Why Do LLMs Struggle in Strategic Play? Broken Links Between Observations, Beliefs, and Actions
Researchers have identified critical vulnerabilities in how large language models make strategic decisions under incomplete information, revealing gaps between their internal beliefs and external reasoning. The study demonstrates that LLMs encode more accurate hidden beliefs than they express verbally, but these beliefs are brittle and degrade with multi-hop reasoning, raising significant concerns about deploying LLMs in high-stakes decision-making scenarios without safeguards.
The research addresses a fundamental blind spot in AI deployment: LLMs perform strategic reasoning tasks with apparent competence, yet fail in ways that remain opaque to users and developers. By examining the internal mechanisms of models like Llama 3.1 and Qwen3, researchers discovered that models maintain more sophisticated situational understanding than their verbal outputs suggest, exposing a disconnect between what models actually 'know' and what they communicate.
This finding builds on growing concerns about AI alignment and interpretability. As LLMs are increasingly integrated into high-stakes domains—from financial trading to policy advisory—understanding these failure modes becomes critical.

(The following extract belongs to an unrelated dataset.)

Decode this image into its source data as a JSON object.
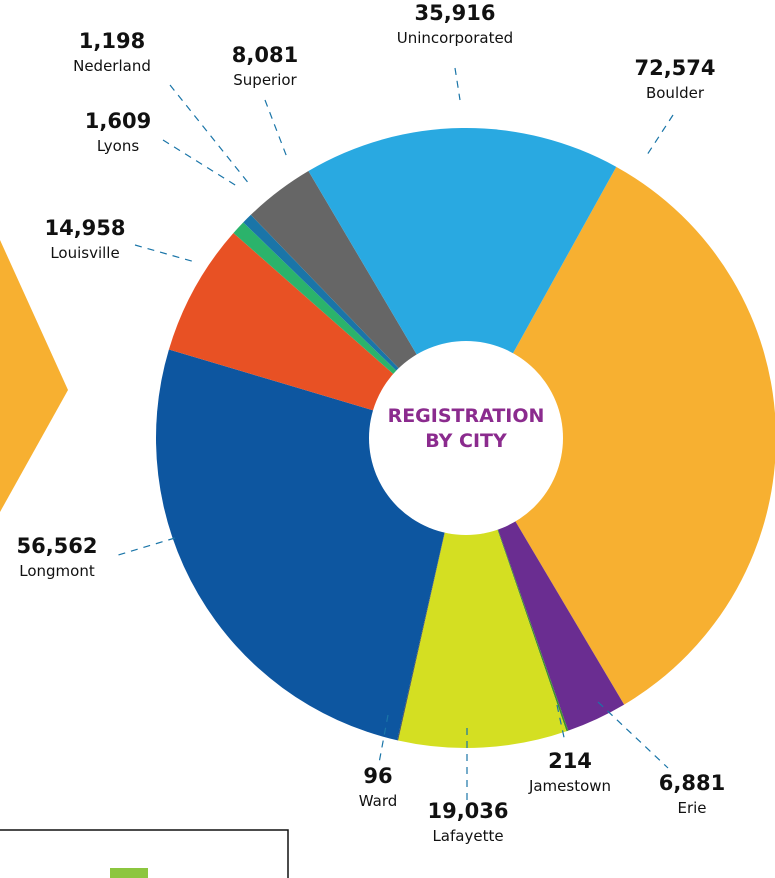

The observation-belief gap is particularly troubling: models that appear confident in their reasoning may harbor brittle, incoherent internal states vulnerable to cognitive biases similar to human reasoning errors. Multi-hop reasoning deteriorates accuracy, and models exhibit primacy-recency biases that could lead to suboptimal decisions.
The belief-action gap compounds these problems. Even when internal beliefs are accurate, the conversion process into actionable outputs proves unreliable. Neither explicit belief conditioning nor implicit internal beliefs consistently drive better performance, suggesting fundamental friction in how LLMs translate understanding into decisions.
For enterprises and developers deploying LLMs in strategic contexts, this research underscores the necessity for robust guardrails and human oversight. The vulnerabilities identified warrant caution against fully autonomous LLM deployment in negotiation, trading, or policy-making. Future work should focus on techniques to stabilize internal belief representations and improve belief-to-action coherence before these systems operate independently in consequential domains.
- →LLMs maintain hidden beliefs substantially more accurate than their verbal statements, yet these beliefs are brittle and susceptible to degradation over extended reasoning.
- →Multi-hop reasoning, primacy-recency biases, and drift from Bayesian coherence undermine LLM decision-making reliability in incomplete-information scenarios.
- →Internal beliefs fail to consistently improve game payoffs compared to externalized beliefs, indicating a fundamental belief-to-action conversion gap.
- →Strategic deployment of LLMs in negotiation, trading, or policymaking requires robust guardrails and human oversight given these systematic vulnerabilities.
- →Analyzing LLM internal processes reveals failure modes that remain invisible to external evaluation metrics and user-facing outputs.